Miller: Is it fair to say that as a member of the minority party of a body that the current administration is increasingly treating as irrelevant, that your power comes from the whistleblower megaphone that you’ve just described. I’m wondering where else you have power right now, even though you are the senior senator from Oregon?

Wyden: Dave, we’re using every single tool we can get our hands on.

Miller: Right, but what I’m wondering is what tool do you have besides this one?

Wyden: Well, we just talked about the courts. So, the courts are a tool. Whistleblowing is a second tool. And we’re going to be laying out here in the next few days some additional steps. But certainly at the top of the list…

And remember I just gave you two concrete examples where I stepped in as one of Oregon’s senators, and I protected Medicaid and I protected taxpayers who were trying to figure out what in the hell was going on at the Treasury Department. Those are real examples where, yes, I’m in the minority, but it’s my job to stand up for Oregonians and fight for them, and that’s what I’m doing every day.

Miller: The Trump administration has said that it would begin handpicking which media outlets are allowed to participate in the presidential press pool. What do you see as the repercussions of this?
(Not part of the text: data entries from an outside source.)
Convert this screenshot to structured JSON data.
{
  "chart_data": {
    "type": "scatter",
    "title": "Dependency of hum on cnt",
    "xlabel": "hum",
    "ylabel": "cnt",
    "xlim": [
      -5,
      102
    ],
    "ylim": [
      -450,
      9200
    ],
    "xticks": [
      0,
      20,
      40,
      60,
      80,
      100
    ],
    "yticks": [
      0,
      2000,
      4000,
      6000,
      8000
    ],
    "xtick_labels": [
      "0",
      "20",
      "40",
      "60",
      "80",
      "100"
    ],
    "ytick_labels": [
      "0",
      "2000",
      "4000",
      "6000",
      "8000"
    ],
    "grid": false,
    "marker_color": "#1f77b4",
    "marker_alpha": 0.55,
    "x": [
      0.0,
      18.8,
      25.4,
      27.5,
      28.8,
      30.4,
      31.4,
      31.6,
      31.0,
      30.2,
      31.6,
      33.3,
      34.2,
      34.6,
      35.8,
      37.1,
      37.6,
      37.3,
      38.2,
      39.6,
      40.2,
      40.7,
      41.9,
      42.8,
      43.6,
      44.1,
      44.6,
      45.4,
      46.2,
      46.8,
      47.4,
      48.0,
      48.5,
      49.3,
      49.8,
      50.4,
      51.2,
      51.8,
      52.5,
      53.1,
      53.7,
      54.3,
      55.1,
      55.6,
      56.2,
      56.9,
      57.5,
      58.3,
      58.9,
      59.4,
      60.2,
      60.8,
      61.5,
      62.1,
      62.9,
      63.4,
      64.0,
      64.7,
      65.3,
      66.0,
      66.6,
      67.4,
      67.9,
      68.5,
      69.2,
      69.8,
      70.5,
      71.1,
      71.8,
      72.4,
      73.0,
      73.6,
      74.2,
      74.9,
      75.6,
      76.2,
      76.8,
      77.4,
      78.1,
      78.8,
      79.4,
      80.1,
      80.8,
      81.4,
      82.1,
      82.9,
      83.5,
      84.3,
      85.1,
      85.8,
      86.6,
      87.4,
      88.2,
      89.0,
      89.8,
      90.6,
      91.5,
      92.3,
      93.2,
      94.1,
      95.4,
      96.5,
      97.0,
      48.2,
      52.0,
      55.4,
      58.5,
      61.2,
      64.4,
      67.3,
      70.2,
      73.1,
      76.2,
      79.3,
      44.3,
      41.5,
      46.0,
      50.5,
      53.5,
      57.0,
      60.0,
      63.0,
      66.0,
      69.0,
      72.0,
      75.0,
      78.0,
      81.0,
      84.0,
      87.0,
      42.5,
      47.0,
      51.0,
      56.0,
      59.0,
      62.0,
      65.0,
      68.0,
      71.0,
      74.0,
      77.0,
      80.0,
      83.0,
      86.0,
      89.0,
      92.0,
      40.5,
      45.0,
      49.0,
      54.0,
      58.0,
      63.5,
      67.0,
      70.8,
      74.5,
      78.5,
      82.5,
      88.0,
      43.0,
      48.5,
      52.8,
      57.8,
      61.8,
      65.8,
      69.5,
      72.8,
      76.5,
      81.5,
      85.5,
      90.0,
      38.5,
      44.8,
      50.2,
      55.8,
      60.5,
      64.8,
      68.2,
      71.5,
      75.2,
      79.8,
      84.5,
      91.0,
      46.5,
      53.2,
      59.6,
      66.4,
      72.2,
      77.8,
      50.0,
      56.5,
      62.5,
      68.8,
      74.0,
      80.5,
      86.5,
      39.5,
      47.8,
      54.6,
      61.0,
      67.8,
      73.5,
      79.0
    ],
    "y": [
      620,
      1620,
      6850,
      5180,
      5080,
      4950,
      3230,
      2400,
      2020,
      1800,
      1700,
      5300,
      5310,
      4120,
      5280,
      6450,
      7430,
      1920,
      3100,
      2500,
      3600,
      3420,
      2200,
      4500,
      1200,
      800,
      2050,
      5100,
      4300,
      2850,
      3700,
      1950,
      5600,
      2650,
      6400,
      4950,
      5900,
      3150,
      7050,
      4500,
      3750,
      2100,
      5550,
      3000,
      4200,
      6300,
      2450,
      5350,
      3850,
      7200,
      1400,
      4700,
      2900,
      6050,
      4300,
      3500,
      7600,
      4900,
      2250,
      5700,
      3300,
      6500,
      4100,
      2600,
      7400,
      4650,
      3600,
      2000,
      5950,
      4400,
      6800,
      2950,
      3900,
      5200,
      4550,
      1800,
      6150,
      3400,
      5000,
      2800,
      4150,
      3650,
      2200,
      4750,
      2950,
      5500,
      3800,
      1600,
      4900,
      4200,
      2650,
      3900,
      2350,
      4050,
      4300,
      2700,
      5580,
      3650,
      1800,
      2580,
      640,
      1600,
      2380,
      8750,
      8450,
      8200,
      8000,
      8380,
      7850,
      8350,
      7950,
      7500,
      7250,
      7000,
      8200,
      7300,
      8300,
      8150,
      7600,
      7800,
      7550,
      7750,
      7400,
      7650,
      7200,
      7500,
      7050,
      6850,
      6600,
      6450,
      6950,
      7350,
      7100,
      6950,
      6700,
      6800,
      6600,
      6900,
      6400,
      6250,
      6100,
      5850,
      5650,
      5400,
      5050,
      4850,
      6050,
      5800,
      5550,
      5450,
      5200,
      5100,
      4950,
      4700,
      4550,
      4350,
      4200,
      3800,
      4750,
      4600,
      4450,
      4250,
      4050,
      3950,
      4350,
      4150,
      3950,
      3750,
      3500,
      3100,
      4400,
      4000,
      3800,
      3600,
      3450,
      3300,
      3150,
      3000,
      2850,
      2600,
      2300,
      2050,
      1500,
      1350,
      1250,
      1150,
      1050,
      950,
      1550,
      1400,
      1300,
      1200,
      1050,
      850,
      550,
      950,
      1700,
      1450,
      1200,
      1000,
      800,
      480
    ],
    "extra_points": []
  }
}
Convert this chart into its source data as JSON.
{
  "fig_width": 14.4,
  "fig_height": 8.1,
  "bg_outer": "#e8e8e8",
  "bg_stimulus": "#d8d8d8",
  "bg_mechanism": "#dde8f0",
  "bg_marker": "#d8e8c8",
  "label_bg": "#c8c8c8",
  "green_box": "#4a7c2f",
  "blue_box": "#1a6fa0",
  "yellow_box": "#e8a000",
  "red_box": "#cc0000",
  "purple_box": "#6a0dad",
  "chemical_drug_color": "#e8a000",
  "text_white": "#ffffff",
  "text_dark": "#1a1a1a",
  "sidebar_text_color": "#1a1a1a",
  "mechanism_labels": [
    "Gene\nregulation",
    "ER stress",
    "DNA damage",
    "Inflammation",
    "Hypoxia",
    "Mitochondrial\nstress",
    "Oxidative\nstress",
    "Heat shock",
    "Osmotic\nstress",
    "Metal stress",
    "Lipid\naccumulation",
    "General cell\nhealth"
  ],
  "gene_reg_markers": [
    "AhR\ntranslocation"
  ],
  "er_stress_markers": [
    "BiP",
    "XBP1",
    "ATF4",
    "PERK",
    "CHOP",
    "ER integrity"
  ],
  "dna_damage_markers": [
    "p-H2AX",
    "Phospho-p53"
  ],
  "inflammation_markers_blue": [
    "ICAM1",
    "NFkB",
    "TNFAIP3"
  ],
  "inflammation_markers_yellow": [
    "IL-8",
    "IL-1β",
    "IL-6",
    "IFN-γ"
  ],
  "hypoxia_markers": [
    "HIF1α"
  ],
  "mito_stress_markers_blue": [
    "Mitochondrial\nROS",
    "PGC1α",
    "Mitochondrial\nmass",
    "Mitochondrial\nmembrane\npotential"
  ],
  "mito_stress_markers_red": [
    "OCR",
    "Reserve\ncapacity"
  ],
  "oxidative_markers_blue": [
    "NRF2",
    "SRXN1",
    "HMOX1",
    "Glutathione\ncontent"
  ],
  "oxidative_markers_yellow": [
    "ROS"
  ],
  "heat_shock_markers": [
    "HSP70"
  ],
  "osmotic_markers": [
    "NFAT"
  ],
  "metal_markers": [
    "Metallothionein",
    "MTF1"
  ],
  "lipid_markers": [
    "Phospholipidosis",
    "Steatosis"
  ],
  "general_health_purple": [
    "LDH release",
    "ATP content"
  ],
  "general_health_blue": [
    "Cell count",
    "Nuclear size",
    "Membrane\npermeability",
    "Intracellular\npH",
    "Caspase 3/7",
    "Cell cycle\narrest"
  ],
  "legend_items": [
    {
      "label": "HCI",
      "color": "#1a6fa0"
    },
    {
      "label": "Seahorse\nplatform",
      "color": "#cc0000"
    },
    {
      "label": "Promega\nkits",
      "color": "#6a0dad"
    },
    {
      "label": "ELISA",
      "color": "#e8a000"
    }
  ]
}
Wyden: I think that is outrageous, Dave. I’m a First Amendment hawk people often say that, and I’m proud that they do. We just have to look again to all the tools of government to make sure that the First Amendment isn’t thrown in the trash.

And for your listeners, a little reading of history shows that the founding fathers, many of them actually thought that the First Amendment was more important than government.
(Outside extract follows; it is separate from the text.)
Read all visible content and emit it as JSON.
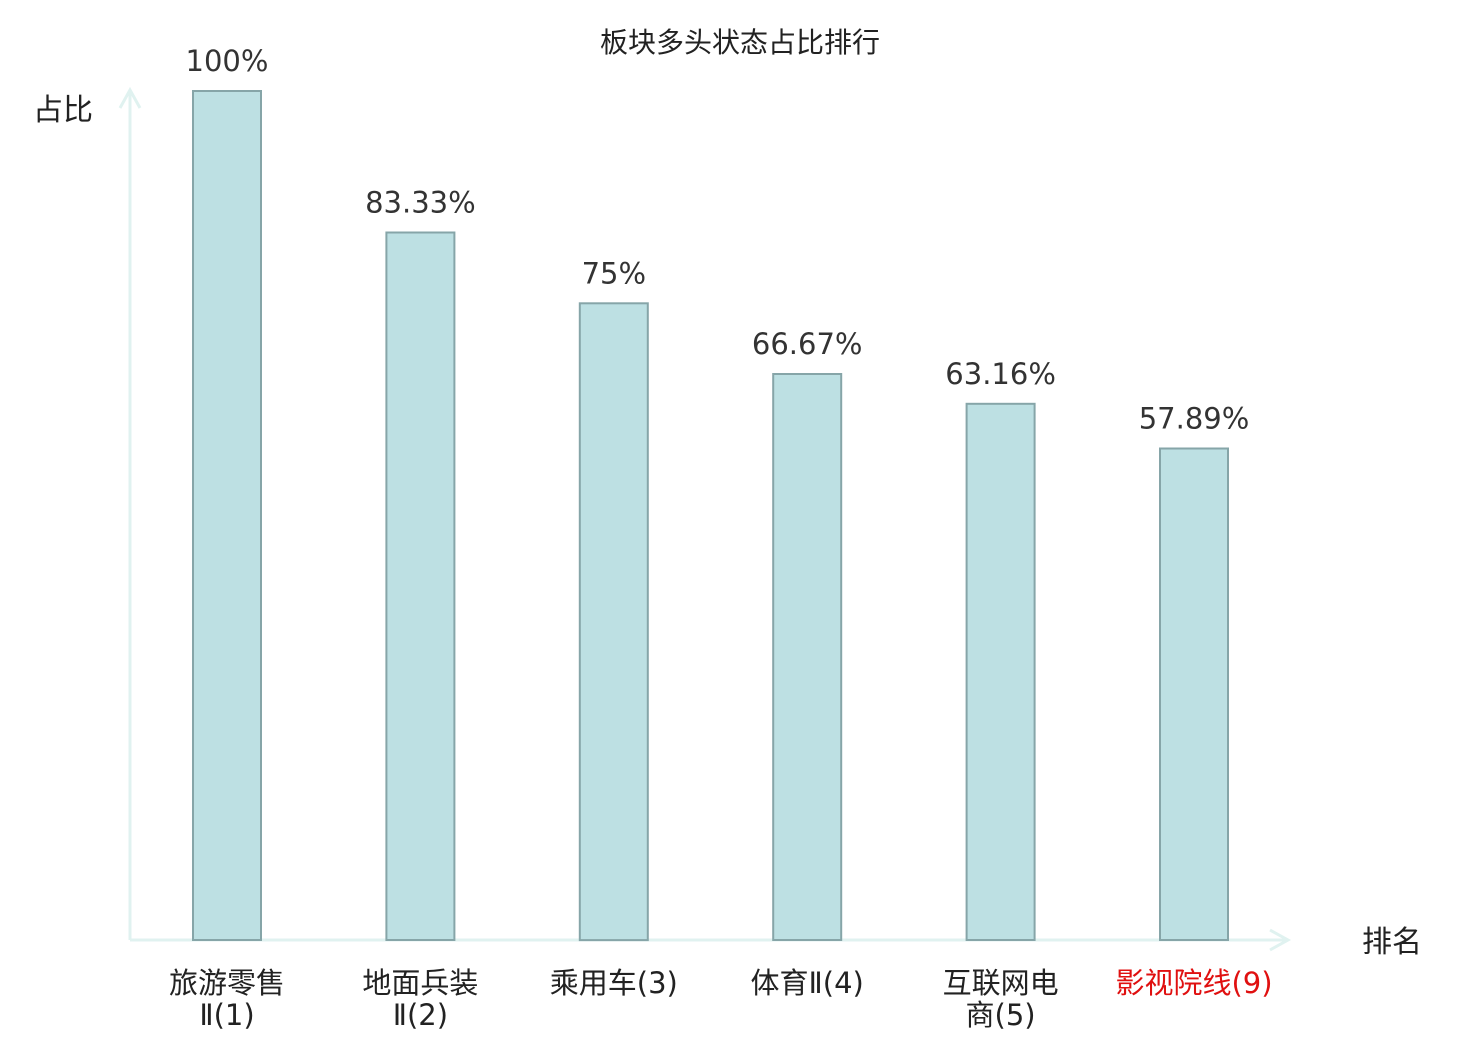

Miller: You noted something that we’ve seen, which is that in public, Republican lawmakers seem terrified of crossing President Trump, and for good reason. For the last eight years, people who’ve done that quickly lose their power. They get primaried, they choose to not run for re-election, they cease to be presences in elected office. I’m curious if in private, when talking to your Republican colleagues, you hear a different story?

Wyden: I certainly think, increasingly, Republican senators are troubled about the fact that veterans are going to get hurt, that small businesses are going to get hurt, that healthcare research and operations are going to get hurt. And I believe that people in Oregon see that Medicaid is life or death for them. I think in other parts of the country that’s the case. And I’m just hopeful that a couple of Republicans as we go forward, will do what John McCain did in dealing with the Affordable Care Act.
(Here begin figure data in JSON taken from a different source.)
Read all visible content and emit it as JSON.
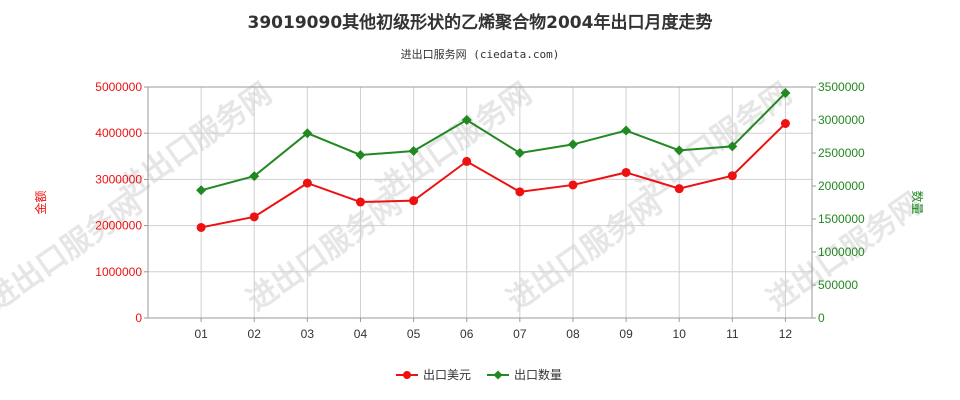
{
  "title": "39019090其他初级形状的乙烯聚合物2004年出口月度走势",
  "subtitle": "进出口服务网 (ciedata.com)",
  "watermark": "进出口服务网",
  "chart_data": {
    "type": "line",
    "categories": [
      "01",
      "02",
      "03",
      "04",
      "05",
      "06",
      "07",
      "08",
      "09",
      "10",
      "11",
      "12"
    ],
    "series": [
      {
        "name": "出口美元",
        "axis": "left",
        "color": "#ee1111",
        "values": [
          1960000,
          2190000,
          2920000,
          2510000,
          2540000,
          3390000,
          2730000,
          2880000,
          3150000,
          2800000,
          3080000,
          4210000
        ]
      },
      {
        "name": "出口数量",
        "axis": "right",
        "color": "#228822",
        "values": [
          1935000,
          2150000,
          2800000,
          2470000,
          2530000,
          3000000,
          2500000,
          2630000,
          2840000,
          2540000,
          2600000,
          3410000
        ]
      }
    ],
    "ylabel_left": "金额",
    "ylabel_right": "数量",
    "ylim_left": [
      0,
      5000000
    ],
    "yticks_left": [
      0,
      1000000,
      2000000,
      3000000,
      4000000,
      5000000
    ],
    "ylim_right": [
      0,
      3500000
    ],
    "yticks_right": [
      0,
      500000,
      1000000,
      1500000,
      2000000,
      2500000,
      3000000,
      3500000
    ],
    "left_axis_color": "#ee1111",
    "right_axis_color": "#228822",
    "grid": true,
    "legend_position": "bottom"
  }
}
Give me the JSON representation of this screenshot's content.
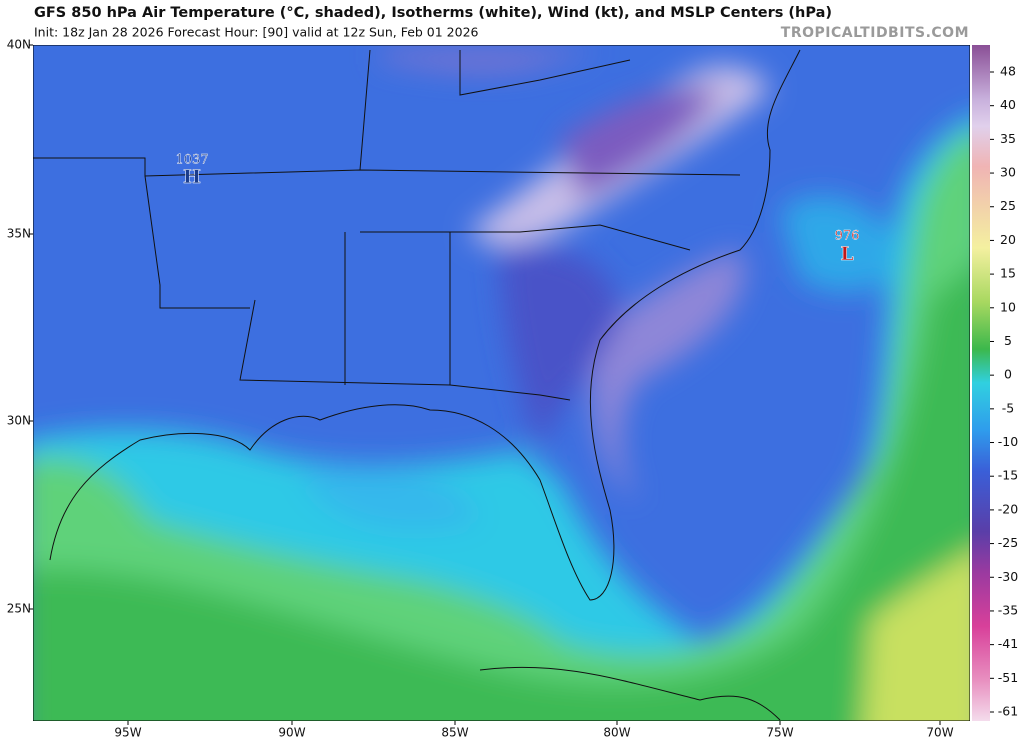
{
  "header": {
    "title": "GFS 850 hPa Air Temperature (°C, shaded), Isotherms (white), Wind (kt), and MSLP Centers (hPa)",
    "subtitle": "Init: 18z Jan 28 2026   Forecast Hour: [90]   valid at 12z Sun, Feb 01 2026",
    "watermark": "TROPICALTIDBITS.COM"
  },
  "map": {
    "latitude_labels": [
      "40N",
      "35N",
      "30N",
      "25N"
    ],
    "longitude_labels": [
      "95W",
      "90W",
      "85W",
      "80W",
      "75W",
      "70W"
    ],
    "pressure_centers": [
      {
        "value": "1037",
        "symbol": "H"
      },
      {
        "value": "976",
        "symbol": "L"
      }
    ]
  },
  "colorbar": {
    "labels": [
      48,
      40,
      35,
      30,
      25,
      20,
      15,
      10,
      5,
      0,
      -5,
      -10,
      -15,
      -20,
      -25,
      -30,
      -35,
      -41,
      -51,
      -61
    ]
  }
}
Miller: Whether or not that means that they won’t be reelected.

Wyden: John McCain dealt with all of the political challenges, and was a hero to many who cared about national security. And certainly that moment when he walked onto the floor of the United States Senate and put his thumb down was a profile in courage. And I’ve taken on big odds and the like in the past, and I’m proud to have been an ally of John McCain and his efforts in the Senate.

Miller: Ron Wyden, we’ll talk again. Thank you.

Wyden: Looking forward to it, Dave. Thanks.

Miller: That was Democratic U.S. Senator Ron Wyden in conversation yesterday afternoon.